Eine rücksichtslose Nachverdichtung ist nicht nur klimaschädlich, sondern auch sozial schädlich. Der Wegfall von Grünflächen mindert den Freizeit- und Erholungswert. Ein zu dicht bebautes Umfeld erhöht die Stressfaktoren für den Körper. Der sich dadurch aufstauende Unmut ist programmiert – lässt sich unter Einbeziehung der Anwohner aber oft in ein konstruktives Miteinander umwandeln. Die Herausforderung besteht also auch darin, parallel zur ökologisch nachhaltigen, bestenfalls städtebaulich attraktiven Verdichtung ein emotionales Wohlfühlklima zu schaffen.

Auch auf die Frage, was sich schnell in Angriff nehmen lässt, gibt es Antworten. Eine effiziente Überzeugungsarbeit lässt sich durch das Erstellen städtebaulicher Rahmen- und Potenzialpläne oder integrierte Stadtentwicklungskonzepte leisten. Darin müsste mitgedacht werden, wie sowohl die Infrastruktur als auch das Wohlwollen der Anwohner mitwachsen können. Um Verdichtungen ohne größere zusätzliche Flächenversiegelung zeitnah den Weg zu ebnen, wäre die Anpassung der veralteten Stellplatzanforderungen wünschenswert. Hier ließe sich durch kommunale Mobilitätskonzepte einiges zaubern.
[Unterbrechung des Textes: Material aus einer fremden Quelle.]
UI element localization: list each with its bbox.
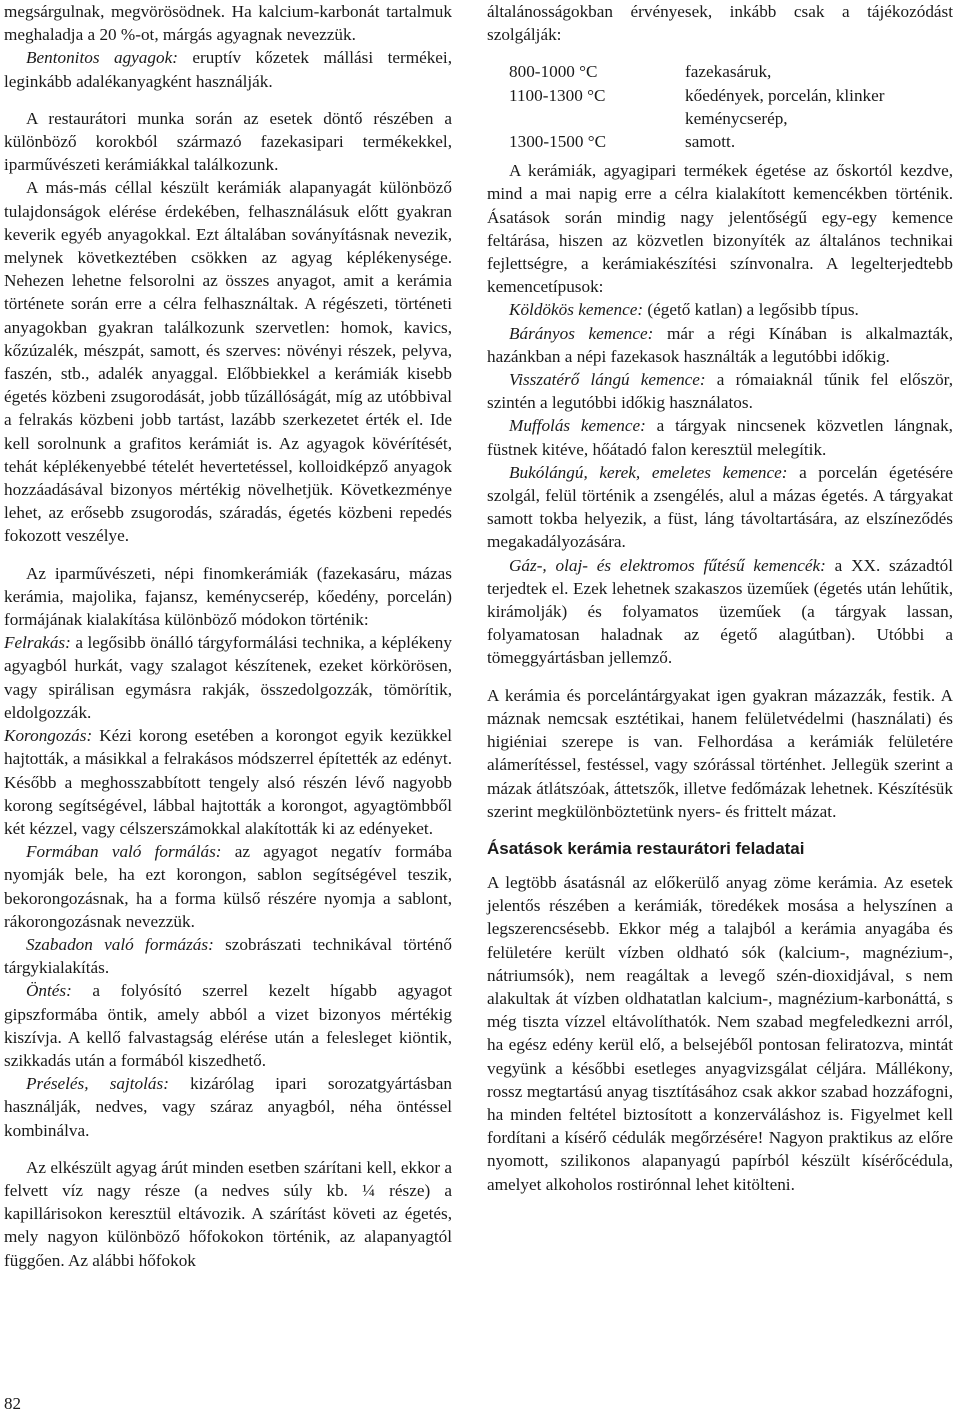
- temperature-row: keménycserép,: [685, 108, 788, 128]
- term: Öntés:: [26, 981, 72, 1001]
- term: Bentonitos agyagok:: [26, 48, 178, 68]
- term: Korongozás:: [4, 726, 93, 746]
- term: Szabadon való formázás:: [26, 934, 214, 954]
- paragraph-preseles: Préselés, sajtolás: kizárólag ipari sorozatgyártásban használják, nedves, vagy száraz anyagból, néha öntéssel kombinálva.: [4, 1074, 452, 1140]
- section-heading: Ásatások kerámia restaurátori feladatai: [487, 838, 805, 858]
- paragraph-koldokos: Köldökös kemence: (égető katlan) a legősibb típus.: [509, 300, 859, 320]
- page-number: 82: [4, 1394, 21, 1413]
- paragraph-korongozas: Korongozás: Kézi korong esetében a korongot egyik kezükkel hajtották, a másikkal a felrakásos módszerrel építették az edényt. Később a meghosszabbított tengely alsó részén lévő nagyobb korong segítségével, lábbal hajtották a korongot, agyagtömbből két kézzel, vagy célszerszámokkal alakították ki az edényeket.: [4, 726, 452, 838]
- paragraph: általánosságokban érvényesek, inkább csak a tájékozódást szolgálják:: [487, 2, 953, 45]
- paragraph: A restaurátori munka során az esetek döntő részében a különböző korokból származó fazekasipari termékekkel, iparművészeti kerámiákkal találkozunk.: [4, 108, 452, 175]
- paragraph: Az elkészült agyag árút minden esetben szárítani kell, ekkor a felvett víz nagy része (a nedves súly kb. ¼ része) a kapillárisokon keresztül eltávozik. A szárítást követi az égetés, mely nagyon különböző hőfokokon történik, az alapanyagtól függően. Az alábbi hőfokok: [4, 1157, 452, 1270]
- paragraph: Az iparművészeti, népi finomkerámiák (fazekasáru, mázas kerámia, majolika, fajansz, keménycserép, kőedény, porcelán) formájának kialakítása különböző módokon történik:: [4, 563, 452, 630]
- term: Visszatérő lángú kemence:: [509, 370, 706, 390]
- term: Felrakás:: [4, 633, 71, 653]
- paragraph-muffolas: Muffolás kemence: a tárgyak nincsenek közvetlen lángnak, füstnek kitéve, hőátadó falon keresztül melegítik.: [487, 416, 953, 459]
- temperature-table: [509, 60, 953, 153]
- left-column: [4, 0, 452, 1272]
- paragraph: megsárgulnak, megvörösödnek. Ha kalcium-karbonát tartalmuk meghaladja a 20 %-ot, márgás agyagnak nevezzük.: [4, 2, 452, 45]
- paragraph: A más-más céllal készült kerámiák alapanyagát különböző tulajdonságok elérése érdekében, felhasználásuk előtt gyakran keverik egyéb anyagokkal. Ezt általában soványításnak nevezik, melynek következtében csökken az agyag képlékenysége. Nehezen lehetne felsorolni az összes anyagot, amit a kerámia története során erre a célra felhasználtak. A régészeti, történeti anyagokban gyakran találkozunk szervetlen: homok, kavics, kőzúzalék, mészpát, samott, és szerves: növényi részek, pelyva, faszén, stb., adalék anyaggal. Előbbiekkel a kerámiák kisebb égetés közbeni zsugorodását, jobb tűzállóságát, míg az utóbbival a felrakás közbeni jobb tartást, lazább szerkezetet érték el. Ide kell sorolnunk a grafitos kerámiát is. Az agyagok kövérítését, tehát képlékenyebbé tételét hevertetéssel, kolloidképző anyagok hozzáadásával bizonyos mértékig növelhetjük. Következménye lehet, az erősebb zsugorodás, száradás, égetés közbeni repedés fokozott veszélye.: [4, 178, 452, 546]
- paragraph-bentonite: Bentonitos agyagok: eruptív kőzetek mállási termékei, leginkább adalékanyagként használják.: [4, 48, 452, 91]
- paragraph-formaban: Formában való formálás: az agyagot negatív formába nyomják bele, ha ezt korongon, sablon segítségével teszik, bekorongozásnak, ha a forma külső részére nyomja a sablont, rákorongozásnak nevezzük.: [4, 842, 452, 931]
- paragraph-ontes: Öntés: a folyósító szerrel kezelt hígabb agyagot gipszformába öntik, amely abból a vizet bizonyos mértékig kiszívja. A kellő falvastagság elérése után a felesleget kiöntik, szikkadás után a formából kiszedhető.: [4, 981, 452, 1070]
- term: Bukólángú, kerek, emeletes kemence:: [509, 462, 788, 482]
- paragraph: A legtöbb ásatásnál az előkerülő anyag zöme kerámia. Az esetek jelentős részében a kerámiák, töredékek mosása a helyszínen a legszerencsésebb. Ekkor még a talajból a kerámia anyagába és felületére került vízben oldható sók (kalcium-, magnézium-, nátriumsók), nem reagáltak a levegő szén-dioxidjával, s nem alakultak át vízben oldhatatlan kalcium-, magnézium-karbonáttá, s még tiszta vízzel eltávolíthatók. Nem szabad megfeledkezni arról, ha egész edény kerül elő, a belsejéből pontosan feliratozva, mintát vegyünk a későbbi esetleges anyagvizsgálat céljára. Mállékony, rossz megtartású anyag tisztításához csak akkor szabad hozzáfogni, ha minden feltétel biztosított a konzerváláshoz is. Figyelmet kell fordítani a kísérő cédulák megőrzésére! Nagyon praktikus az előre nyomott, szilikonos alapanyagú papírból készült kísérőcédula, amelyet alkoholos rostirónnal lehet kitölteni.: [487, 872, 953, 1194]
- paragraph: A kerámiák, agyagipari termékek égetése az őskortól kezdve, mind a mai napig erre a célra kialakított kemencékben történik. Ásatások során mindig nagy jelentőségű egy-egy kemence feltárása, hiszen az közvetlen bizonyíték az általános technikai fejlettségre, a kerámiakészítési színvonalra. A legelterjedtebb kemencetípusok:: [487, 161, 953, 297]
- paragraph-gaz: Gáz-, olaj- és elektromos fűtésű kemencék: a XX. századtól terjedtek el. Ezek lehetnek szakaszos üzeműek (égetés után lehűtik, kirámolják) és folyamatos üzeműek (a tárgyak lassan, folyamatosan haladnak az égető alagútban). Utóbbi a tömeggyártásban jellemző.: [487, 555, 953, 668]
- paragraph-szabadon: Szabadon való formázás: szobrászati technikával történő tárgykialakítás.: [4, 934, 452, 978]
- term: Muffolás kemence:: [509, 416, 646, 436]
- term: Préselés, sajtolás:: [26, 1074, 169, 1094]
- paragraph-baranyos: Bárányos kemence: már a régi Kínában is alkalmazták, hazánkban a népi fazekasok használták a legutóbbi időkig.: [487, 323, 953, 366]
- paragraph-felrakas: Felrakás: a legősibb önálló tárgyformálási technika, a képlékeny agyagból hurkát, vagy szalagot készítenek, ezeket körkörösen, vagy spirálisan egymásra rakják, összedolgozzák, tömörítik, eldolgozzák.: [4, 633, 452, 722]
- term: Köldökös kemence:: [509, 300, 644, 320]
- temperature-row: 800-1000 °C fazekasáruk,: [509, 62, 772, 82]
- temperature-row: 1100-1300 °C kőedények, porcelán, klinker: [509, 85, 885, 105]
- paragraph: A kerámia és porcelántárgyakat igen gyakran mázazzák, festik. A máznak nemcsak esztétikai, hanem felületvédelmi (használati) és higiéniai szerepe is van. Felhordása a kerámiák felületére alámerítéssel, festéssel, vagy szórással történhet. Jellegük szerint a mázak átlátszóak, áttetszők, illetve fedőmázak lehetnek. Készítésük szerint megkülönböztetünk nyers- és frittelt mázat.: [487, 685, 953, 821]
- term: Formában való formálás:: [26, 842, 222, 862]
- temperature-row: 1300-1500 °C samott.: [509, 132, 736, 152]
- paragraph-visszatero: Visszatérő lángú kemence: a rómaiaknál tűnik fel először, szintén a legutóbbi időkig használatos.: [487, 370, 953, 413]
- term: Bárányos kemence:: [509, 323, 654, 343]
- right-column: [487, 0, 953, 1196]
- term: Gáz-, olaj- és elektromos fűtésű kemencék:: [509, 555, 826, 575]
- paragraph-bukolangu: Bukólángú, kerek, emeletes kemence: a porcelán égetésére szolgál, felül történik a zsengélés, alul a mázas égetés. A tárgyakat samott tokba helyezik, a füst, láng távoltartására, az elszíneződés megakadályozására.: [487, 462, 953, 552]
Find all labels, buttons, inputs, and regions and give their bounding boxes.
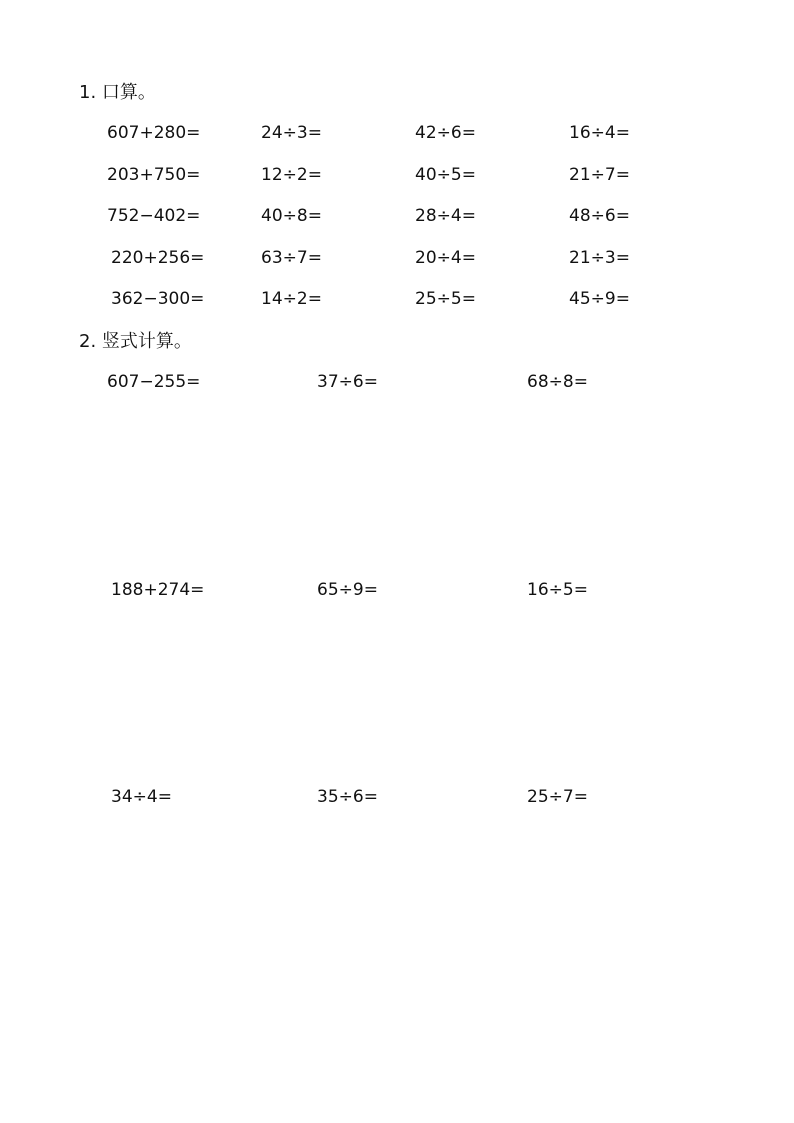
mental-problem: 21÷7=: [569, 165, 630, 185]
mental-problem: 16÷4=: [569, 123, 630, 143]
mental-problem: 362−300=: [111, 289, 205, 309]
vertical-problem: 25÷7=: [527, 787, 588, 807]
mental-problem: 24÷3=: [261, 123, 322, 143]
section-1-heading: 1. 口算。: [79, 82, 156, 103]
mental-problem: 48÷6=: [569, 206, 630, 226]
mental-problem: 752−402=: [107, 206, 201, 226]
mental-problem: 42÷6=: [415, 123, 476, 143]
mental-problem: 40÷5=: [415, 165, 476, 185]
vertical-problem: 65÷9=: [317, 580, 378, 600]
mental-problem: 63÷7=: [261, 248, 322, 268]
vertical-problem: 37÷6=: [317, 372, 378, 392]
mental-problem: 28÷4=: [415, 206, 476, 226]
mental-problem: 21÷3=: [569, 248, 630, 268]
mental-problem: 203+750=: [107, 165, 201, 185]
mental-problem: 45÷9=: [569, 289, 630, 309]
vertical-problem: 68÷8=: [527, 372, 588, 392]
section-2-heading: 2. 竖式计算。: [79, 331, 192, 352]
mental-problem: 14÷2=: [261, 289, 322, 309]
vertical-problem: 34÷4=: [111, 787, 172, 807]
vertical-problem: 16÷5=: [527, 580, 588, 600]
vertical-problem: 188+274=: [111, 580, 205, 600]
vertical-problem: 607−255=: [107, 372, 201, 392]
mental-problem: 40÷8=: [261, 206, 322, 226]
vertical-problem: 35÷6=: [317, 787, 378, 807]
mental-problem: 607+280=: [107, 123, 201, 143]
mental-problem: 25÷5=: [415, 289, 476, 309]
mental-problem: 20÷4=: [415, 248, 476, 268]
mental-problem: 12÷2=: [261, 165, 322, 185]
mental-problem: 220+256=: [111, 248, 205, 268]
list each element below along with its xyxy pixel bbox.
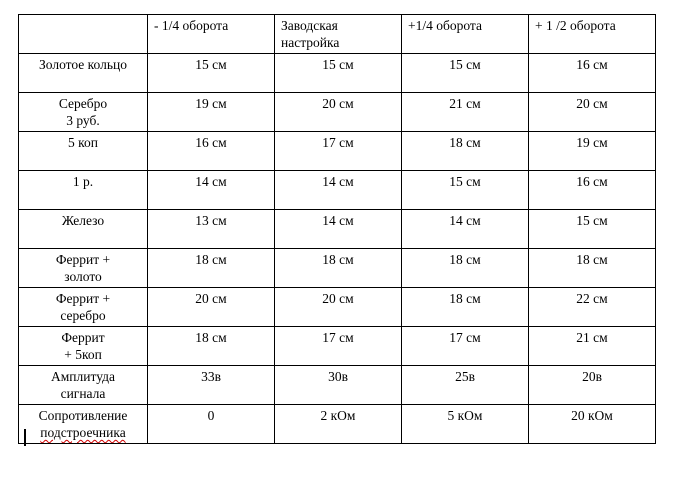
header-cell-factory: Заводская настройка <box>275 15 402 54</box>
table-cell: 20 кОм <box>529 405 656 444</box>
row-label: Золотое кольцо <box>19 54 148 93</box>
table-cell: 20 см <box>275 93 402 132</box>
table-cell: 18 см <box>402 132 529 171</box>
table-cell: 18 см <box>402 249 529 288</box>
row-label: 5 коп <box>19 132 148 171</box>
table-cell: 15 см <box>275 54 402 93</box>
table-cell: 21 см <box>402 93 529 132</box>
row-label: Феррит + серебро <box>19 288 148 327</box>
table-cell: 17 см <box>275 327 402 366</box>
table-row <box>19 327 656 366</box>
table-cell: 14 см <box>402 210 529 249</box>
measurements-table <box>18 14 656 444</box>
row-label: Серебро 3 руб. <box>19 93 148 132</box>
header-cell-minus-quarter: - 1/4 оборота <box>148 15 275 54</box>
table-cell: 5 кОм <box>402 405 529 444</box>
row-label-line1: Сопротивление <box>38 408 128 423</box>
table-cell: 19 см <box>529 132 656 171</box>
row-label: Железо <box>19 210 148 249</box>
table-cell: 15 см <box>402 171 529 210</box>
table-cell: 14 см <box>148 171 275 210</box>
table-row <box>19 288 656 327</box>
table-cell: 18 см <box>402 288 529 327</box>
row-label <box>19 405 148 444</box>
table-cell: 17 см <box>402 327 529 366</box>
table-cell: 20 см <box>275 288 402 327</box>
table-cell: 16 см <box>529 171 656 210</box>
row-label-line2-spellcheck: подстроечника <box>40 425 126 440</box>
table-cell: 18 см <box>148 327 275 366</box>
table-row <box>19 132 656 171</box>
table-cell: 15 см <box>529 210 656 249</box>
table-cell: 13 см <box>148 210 275 249</box>
table-cell: 2 кОм <box>275 405 402 444</box>
table-row <box>19 210 656 249</box>
table-cell: 14 см <box>275 171 402 210</box>
table-cell: 14 см <box>275 210 402 249</box>
table-cell: 15 см <box>148 54 275 93</box>
header-cell-empty <box>19 15 148 54</box>
header-cell-plus-half: + 1 /2 оборота <box>529 15 656 54</box>
table-cell: 21 см <box>529 327 656 366</box>
table-row <box>19 405 656 444</box>
text-cursor[interactable] <box>24 429 26 446</box>
table-row <box>19 366 656 405</box>
table-row <box>19 54 656 93</box>
table-cell: 20 см <box>529 93 656 132</box>
row-label: Феррит + 5коп <box>19 327 148 366</box>
table-row <box>19 171 656 210</box>
table-cell: 17 см <box>275 132 402 171</box>
row-label: 1 р. <box>19 171 148 210</box>
table-cell: 33в <box>148 366 275 405</box>
table-cell: 18 см <box>148 249 275 288</box>
table-row <box>19 93 656 132</box>
table-cell: 15 см <box>402 54 529 93</box>
table-cell: 18 см <box>529 249 656 288</box>
table-cell: 16 см <box>529 54 656 93</box>
table-cell: 30в <box>275 366 402 405</box>
table-cell: 18 см <box>275 249 402 288</box>
header-cell-plus-quarter: +1/4 оборота <box>402 15 529 54</box>
table-header-row <box>19 15 656 54</box>
row-label: Амплитуда сигнала <box>19 366 148 405</box>
table-cell: 0 <box>148 405 275 444</box>
table-cell: 16 см <box>148 132 275 171</box>
table-cell: 25в <box>402 366 529 405</box>
table-cell: 22 см <box>529 288 656 327</box>
table-row <box>19 249 656 288</box>
table-cell: 20 см <box>148 288 275 327</box>
table-cell: 20в <box>529 366 656 405</box>
table-cell: 19 см <box>148 93 275 132</box>
row-label: Феррит + золото <box>19 249 148 288</box>
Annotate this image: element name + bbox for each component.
Oder brauchen wir am Ende sogar einen mutigeren Schritt – einen Zauber, der alte Zöpfe abschneidet? Die Frage muss zumindest erlaubt sein und wird von dem Verein „Architects 4 Future“ mit einer neuen „Muster(um)bauordnung“ beantwortet – einer Bauordnung, die maßgeblich zur Minimierung der ökologischen Folgekosten und zur Einhaltung der 1,5-Grad-Grenze beiträgt. Doch am Ende besteht die Kunst darin, die Interessen aller Beteiligten unter einen Hut zu bringen – und ein solcher Konsens ist eher Verhandlungs- und Willenssache denn Zauberei.

Dieser Artikel erschien am 01.03.2024 in der FAZ.